Bu düşünceyle Orsato’nun gözleri parladı. Bu doğruydu. Şu anda sadece tam vitesli yarışmacılar Kan-Göz Ejderhanın onun peşinden koşmasıyla baş edebiliyordu.
“Doğru, Blackbat Milisleri! Kont Stanwin’in oğlu değil mi o? Hehe, Boulder City, Blackbat Milisleri tarafından ele geçirildi ve General Blackbat’ın kendisi de tam zamanlı bir asker. Barbarlar ayrılmış olmasına rağmen, bir Onun gibi tam zamanlı bir yarışmacı bu ucubeyle başa çıkmak için yeterli olmalı.”

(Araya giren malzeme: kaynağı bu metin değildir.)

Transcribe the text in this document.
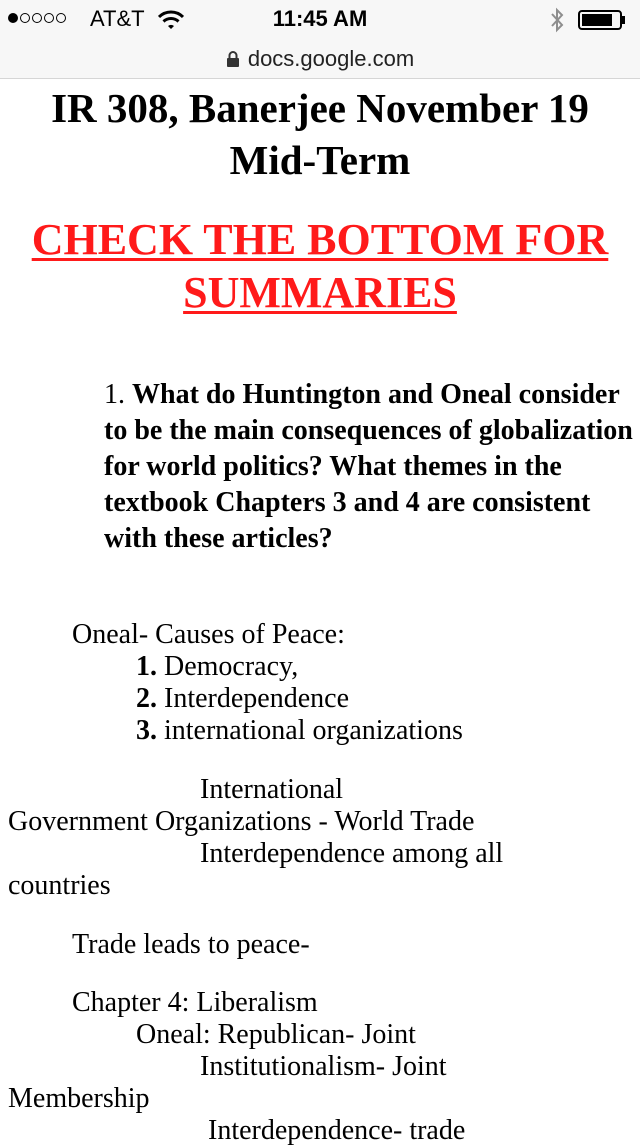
AT&T	11:45 AM
docs.google.com
IR 308, Banerjee November 19 Mid-Term
CHECK THE BOTTOM FOR SUMMARIES
1. What do Huntington and Oneal consider to be the main consequences of globalization for world politics? What themes in the textbook Chapters 3 and 4 are consistent with these articles?
Oneal- Causes of Peace:
1. Democracy,
2. Interdependence
3. international organizations
International
Government Organizations - World Trade
Interdependence among all
countries
Trade leads to peace-
Chapter 4: Liberalism
Oneal: Republican- Joint
Institutionalism- Joint
Membership
Interdependence- trade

Orsato bu planın giderek daha güvenilir olduğunu hissetti. Blackbat Milisleri Boulder Şehri’ni ele geçirmişti, dolayısıyla Kont Stanwin’e kesinlikle daha fazla dikkat ederlerdi. Bu noktada Kont Stanwin’in oğlu Boulder Şehri’ne girerse bu kesinlikle Karabat Milislerinin öfkesini uyandırırdı.
Bu Orsato’nun planıydı. En kötü ihtimalle, geçici olarak Karabat Milislerine güvenebilir, ardından bir kaçış planı düşünebilirdi. Ancak öncelikle Merlin’in takibinden mutlaka kurtulması gerekiyor. Aksi halde Merlin’in elinde ölebilir.
Orsato bunu aklında tutarak çenesini sıktı ve aniden yön değiştirerek uçsuz bucaksız dağ ormanlarından uzaklaşarak kaçmaya başladı.
“Ha? Yönünü mü değiştirdi?”
Merlin, Orsato’nun yön değiştirdiğini fark etti, derin bir nefes aldı ve hiç tereddüt etmeden hemen onu takip ederek dağ ormanından hızla uzaklaştı.